2. Simple transudative effusions can become exudative
   • Don't become complacent just because your CHF patient has always had an effusion.  If effusions become largely asymmetric, there is pleurisy, a fever or no clinical signs of decompensated CHF, consider exudative processes and a thoracentesis
3. Safe effusions to tap
   • I like the criteria provided by O. Ma in the "Emergency Ultrasound" text:  1.5 cm from parietal to visceral pleura and covering 3 interspaces.  Maximizes diagnostic yield and minimizes pneumothorax
4. If you use ultrasound, bleeding complications are rare
   • Much like considering contraindications to paracentesis, if you use an ultrasound to locate your effusion, you are very unlikely to cause bleeding even in the setting of anticoagulation, thrombocytopenia or uremia.

References

1. Kosowsky, J. M., & Kimberly, H. H. (2014). Pleural Disease. In J. A. Marx, R. S. Hockberger, & R. M. Walls (Eds.), Rosen's Emergency Medicine: Concepts and Clinical Practice. Philadelphia: Elsevier/Saunders.
2. Bhatnagar, R., & Maskell, N. (2015). The modern diagnosis and management of pleural effusions. BMJ.
3. Adler, E. H., & Blok, B. K. (2014). Thoracentesis. In J. R. Roberts, C. B. Custalow, T. W. Thomsen, & J. R. Hedges (Eds.), Roberts and Hedges' Clinical Procedures in Emergency Medicine (6th ed.). Philadelphia: Elsevier/Saunders.

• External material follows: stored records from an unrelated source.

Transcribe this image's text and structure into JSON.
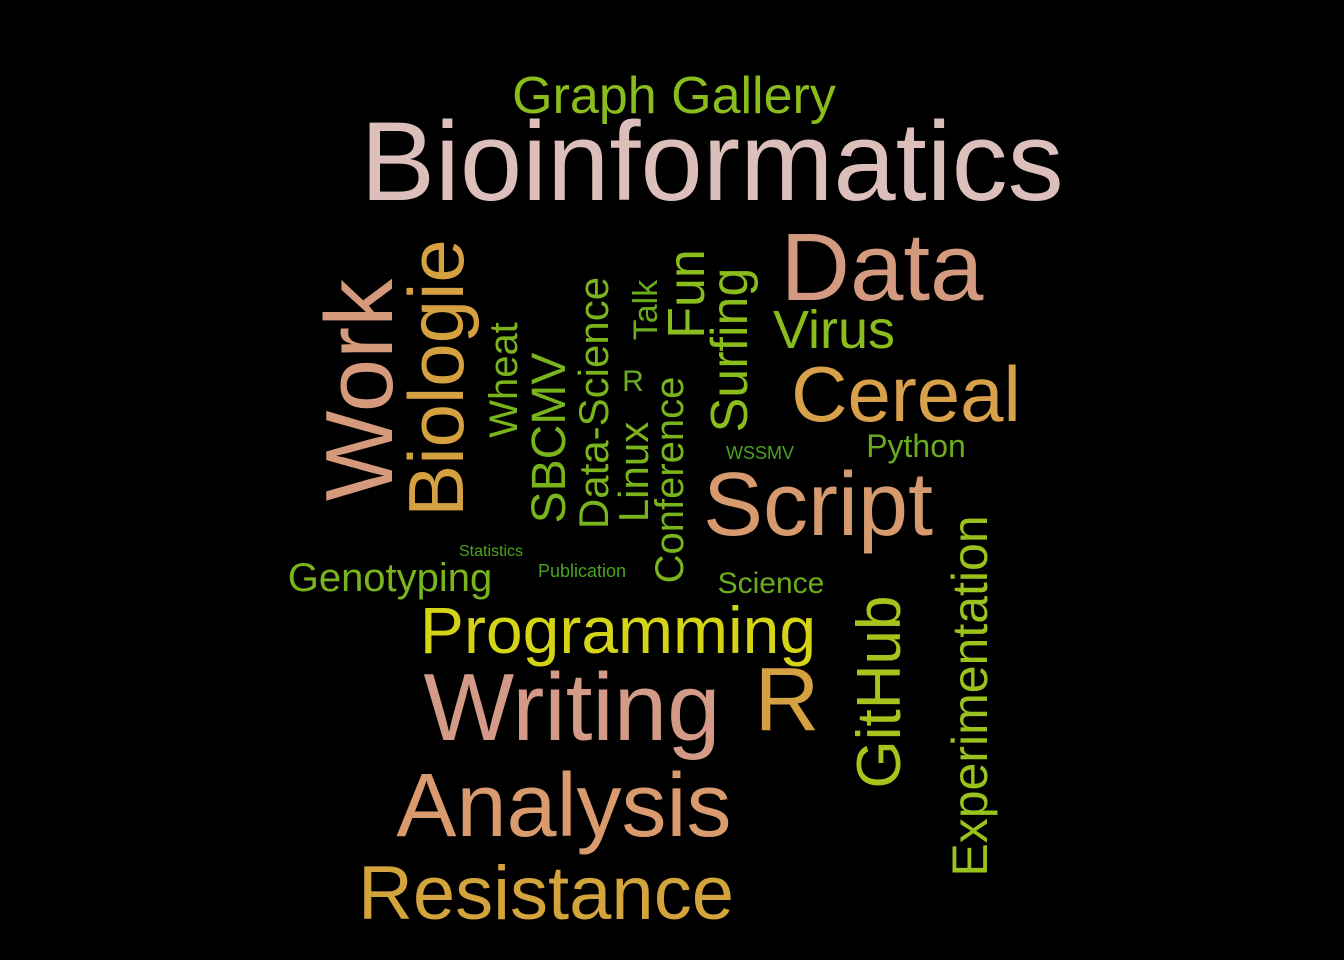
{
  "words": [
    {
      "id": "bioinformatics",
      "text": "Bioinformatics",
      "weight": 10,
      "color": "#dcbfbb",
      "vertical": false
    },
    {
      "id": "data",
      "text": "Data",
      "weight": 8,
      "color": "#d49a80",
      "vertical": false
    },
    {
      "id": "writing",
      "text": "Writing",
      "weight": 8,
      "color": "#d49a88",
      "vertical": false
    },
    {
      "id": "work",
      "text": "Work",
      "weight": 8,
      "color": "#d59a7b",
      "vertical": true
    },
    {
      "id": "script",
      "text": "Script",
      "weight": 8,
      "color": "#d69a6e",
      "vertical": false
    },
    {
      "id": "analysis",
      "text": "Analysis",
      "weight": 8,
      "color": "#d99a6e",
      "vertical": false
    },
    {
      "id": "cereal",
      "text": "Cereal",
      "weight": 7,
      "color": "#d8a04a",
      "vertical": false
    },
    {
      "id": "biologie",
      "text": "Biologie",
      "weight": 7,
      "color": "#d4a040",
      "vertical": true
    },
    {
      "id": "r-large",
      "text": "R",
      "weight": 7,
      "color": "#d4a040",
      "vertical": false
    },
    {
      "id": "resistance",
      "text": "Resistance",
      "weight": 7,
      "color": "#d4a43c",
      "vertical": false
    },
    {
      "id": "programming",
      "text": "Programming",
      "weight": 6,
      "color": "#d4d416",
      "vertical": false
    },
    {
      "id": "github",
      "text": "GitHub",
      "weight": 6,
      "color": "#a8c41c",
      "vertical": true
    },
    {
      "id": "experimentation",
      "text": "Experimentation",
      "weight": 5,
      "color": "#9ac21c",
      "vertical": true
    },
    {
      "id": "graph-gallery",
      "text": "Graph Gallery",
      "weight": 5,
      "color": "#8abc1c",
      "vertical": false
    },
    {
      "id": "virus",
      "text": "Virus",
      "weight": 5,
      "color": "#8abc1c",
      "vertical": false
    },
    {
      "id": "fun",
      "text": "Fun",
      "weight": 5,
      "color": "#8abc1c",
      "vertical": true
    },
    {
      "id": "surfing",
      "text": "Surfing",
      "weight": 5,
      "color": "#8abc1c",
      "vertical": true
    },
    {
      "id": "sbcmv",
      "text": "SBCMV",
      "weight": 4,
      "color": "#7ab41c",
      "vertical": true
    },
    {
      "id": "data-science",
      "text": "Data-Science",
      "weight": 4,
      "color": "#7ab41c",
      "vertical": true
    },
    {
      "id": "linux",
      "text": "Linux",
      "weight": 4,
      "color": "#7ab41c",
      "vertical": true
    },
    {
      "id": "conference",
      "text": "Conference",
      "weight": 4,
      "color": "#7ab41c",
      "vertical": true
    },
    {
      "id": "wheat",
      "text": "Wheat",
      "weight": 4,
      "color": "#7ab41c",
      "vertical": true
    },
    {
      "id": "genotyping",
      "text": "Genotyping",
      "weight": 4,
      "color": "#7ab41c",
      "vertical": false
    },
    {
      "id": "talk",
      "text": "Talk",
      "weight": 3,
      "color": "#6aac1c",
      "vertical": true
    },
    {
      "id": "python",
      "text": "Python",
      "weight": 3,
      "color": "#6aac1c",
      "vertical": false
    },
    {
      "id": "science",
      "text": "Science",
      "weight": 3,
      "color": "#6aac1c",
      "vertical": false
    },
    {
      "id": "r-small",
      "text": "R",
      "weight": 3,
      "color": "#6aac1c",
      "vertical": false
    },
    {
      "id": "wssmv",
      "text": "WSSMV",
      "weight": 2,
      "color": "#4aa41c",
      "vertical": false
    },
    {
      "id": "statistics",
      "text": "Statistics",
      "weight": 1,
      "color": "#4aa41c",
      "vertical": false
    },
    {
      "id": "publication",
      "text": "Publication",
      "weight": 1,
      "color": "#4aa41c",
      "vertical": false
    }
  ]
}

4. Akulian, J., & Feller-Kopman, D. (2015). The past, current and future of diagnosis and management of pleural disease. Journal of Thoracic Disease, 7(S4), S329-S338.
5. Irwin, Z., & Cook, J. O. (2016). Advances in Point-of-Care Thoracic Ultrasound. Emergency Medicine Clinics of North America, 34(1), 151-157.
6. Shiber, J.R. (2006). Complications and benefits from drainage of massive pleural effusion. Annals of Emergency Medicine, 49(4), 544-545.
7. Feller-Kopman D, Walkey A. The relationship of pleural pressure to symptom development during therapeutic thoracentesis. Chest 2006 Jun;129(6):1556-60.
8. Dewitz A.  (2008).  Additional Ultrasound-Guided Procedures In O.J. Ma (Ed.), Emergency Ultrasound (pp. 546-550).  New York, NY:  McGraw Hill.